Alkitab menambahkan bahwa mereka baru mengenal pakaian setelah terjadi peristiwa tersebut.

“Dan Tuhan Allah membuat pakaian dari kulit binatang untuk manusia (Adam) dan untuk isterinya itu, lalu mengenakannya kepada mereka.” (Kejadian 3:21)

Sehingga, sebelum peristiwa tersebut, tubuh atau aurat Adam dan Hawa baru tertutupi oleh rambut. Rambut atau bulu badan tersebut rontok setelah mereka memakan buah pohon terlarang.

Sejatinya, semua hal di surga memiliki manfaat, termasuk pohon terlarang itu. Adam dan Hawa belum boleh memanfaatkannya karena masih di tengah proses pengajaran untuk menjadi khalifah di bumi.

Pohon terlarang tersebut bisa dimanfaatkan di akhir proses pengajaran sebagai khalifah di muka bumi, setelah Adam dan Hawa diajarkan tentang aurat, nafsu berahi, dan pakaian. Wallahu A’lam.

Peran Hawa

Alkitab, Kitab Kejadian 3:6, menyebutkan bahwa Hawa lebih dahulu tertipu untuk memakan buah pohon terlarang. Adam memakan buah itu setelah Hawa memberikan kepadanya.

Ketika Tuhan Allah mempertanyakan perbuatan mereka, Adam pun menyalahkan Hawa.

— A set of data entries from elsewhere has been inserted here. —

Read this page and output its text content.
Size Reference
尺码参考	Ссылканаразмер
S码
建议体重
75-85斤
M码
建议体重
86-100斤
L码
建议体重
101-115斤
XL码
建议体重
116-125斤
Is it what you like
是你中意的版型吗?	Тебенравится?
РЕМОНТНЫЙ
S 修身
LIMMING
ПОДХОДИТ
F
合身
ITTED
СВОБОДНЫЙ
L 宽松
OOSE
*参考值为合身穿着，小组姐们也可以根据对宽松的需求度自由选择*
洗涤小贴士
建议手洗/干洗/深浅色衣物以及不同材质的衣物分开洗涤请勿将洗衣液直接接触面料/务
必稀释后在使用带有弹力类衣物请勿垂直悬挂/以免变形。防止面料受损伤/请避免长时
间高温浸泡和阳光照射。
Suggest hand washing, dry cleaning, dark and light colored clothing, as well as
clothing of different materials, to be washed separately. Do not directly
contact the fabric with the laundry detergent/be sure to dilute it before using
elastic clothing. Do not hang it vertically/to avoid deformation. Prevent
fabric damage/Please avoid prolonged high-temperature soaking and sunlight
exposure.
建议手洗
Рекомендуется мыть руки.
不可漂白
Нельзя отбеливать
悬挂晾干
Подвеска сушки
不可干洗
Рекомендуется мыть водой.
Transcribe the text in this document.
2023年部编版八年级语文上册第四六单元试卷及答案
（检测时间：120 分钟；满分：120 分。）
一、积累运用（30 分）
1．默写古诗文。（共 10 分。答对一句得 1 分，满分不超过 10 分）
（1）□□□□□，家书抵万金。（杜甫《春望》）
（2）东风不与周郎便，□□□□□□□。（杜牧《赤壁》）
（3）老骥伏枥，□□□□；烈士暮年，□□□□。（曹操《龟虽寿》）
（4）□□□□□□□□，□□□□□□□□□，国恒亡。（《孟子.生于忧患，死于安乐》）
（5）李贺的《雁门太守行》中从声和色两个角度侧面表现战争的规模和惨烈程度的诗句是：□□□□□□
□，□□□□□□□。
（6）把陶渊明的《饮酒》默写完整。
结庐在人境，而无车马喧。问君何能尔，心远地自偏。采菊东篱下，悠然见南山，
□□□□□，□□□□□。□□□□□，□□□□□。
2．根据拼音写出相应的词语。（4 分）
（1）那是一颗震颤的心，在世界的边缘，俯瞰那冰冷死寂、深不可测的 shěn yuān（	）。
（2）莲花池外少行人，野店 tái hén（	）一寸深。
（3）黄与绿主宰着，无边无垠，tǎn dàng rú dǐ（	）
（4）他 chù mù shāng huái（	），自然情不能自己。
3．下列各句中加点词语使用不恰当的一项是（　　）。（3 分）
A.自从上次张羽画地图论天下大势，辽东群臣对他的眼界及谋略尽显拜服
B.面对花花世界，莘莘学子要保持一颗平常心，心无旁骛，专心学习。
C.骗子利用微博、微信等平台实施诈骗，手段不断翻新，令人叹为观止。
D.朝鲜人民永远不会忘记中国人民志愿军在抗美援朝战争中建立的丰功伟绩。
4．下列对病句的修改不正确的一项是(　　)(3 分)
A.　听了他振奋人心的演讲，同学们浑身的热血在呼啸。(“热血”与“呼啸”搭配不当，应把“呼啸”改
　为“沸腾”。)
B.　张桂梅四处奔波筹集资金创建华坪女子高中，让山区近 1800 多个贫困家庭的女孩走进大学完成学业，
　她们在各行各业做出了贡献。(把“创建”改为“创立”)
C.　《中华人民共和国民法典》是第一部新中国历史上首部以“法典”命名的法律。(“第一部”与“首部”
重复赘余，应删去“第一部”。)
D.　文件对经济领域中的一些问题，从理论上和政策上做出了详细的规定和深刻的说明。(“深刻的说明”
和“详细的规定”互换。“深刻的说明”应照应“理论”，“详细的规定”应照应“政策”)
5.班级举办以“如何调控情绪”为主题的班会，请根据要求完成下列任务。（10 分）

“Perempuan yang Kautempatkan di sisiku, dialah yang memberi dari buah pohon itu kepadaku, maka kumakan.” (Kejadian 3:12)

Hal ini berasal dari pemikiran manusia yang menyusun Alkitab, bahwa perempuan menjadi sumber terjadinya dosa. Karena perempuan yang lebih dahulu teperdaya oleh setan, lalu mengajak laki-laki untuk turut berbuat dosa (memakan buah terlarang).

Yang perlu diketahui, Alkitab Perjanjian Lama yang ada saat ini (Kitab Kejadian adalah bagian dari Perjanjian Lama) terutama berasal dari Septuaginta atau Perjanjian Lama versi Yunani.

Penyusunan Septuaginta dimulai pada sekira abad ketiga SM, saat orang-orang Yahudi berada di bawah kuasa budaya dan politik Yunani.

Proses penyusunan Septuaginta itu sangat dipengaruhi alam pemikiran orang Yunani yang menganggap perempuan sebagai sumber dosa dan masalah.

Seperti yang tercermin dalam mitologi Yunani, Kotak Pandora, di mana Pandora (manusia perempuan pertama) membuka kotak yang berisi penyakit, kematian, dan kejahatan lainnya, sehingga semua keburukan tersebut terlepas ke dunia.

Sedangkan Al Quran, dalam surat Al A’raaf: 20, menyatakan bahwa setan membisikkan pikiran jahat kepada keduanya (Adam dan Hawa).

Jadi bukan Hawa yang diperdaya setan lantas Hawa mengajak Adam untuk sama-sama berbuat dosa. Namun, Al Quran menyatakan bahwa keduanya digelincirkan oleh setan dari surga (Al Baqarah: 36).

Surat Thaahaa: 115 bahkan menyebut nama Adam sebagai pihak yang telah diperintahkan (untuk menjauhi pohon terlarang), tetapi Adam lupa untuk menjaga perintah itu dengan tekad yang kuat.

Sehingga, tanggung jawab untuk menjaga suami istri (keluarga) dari dosa, pertama kali berada di pundak laki-laki.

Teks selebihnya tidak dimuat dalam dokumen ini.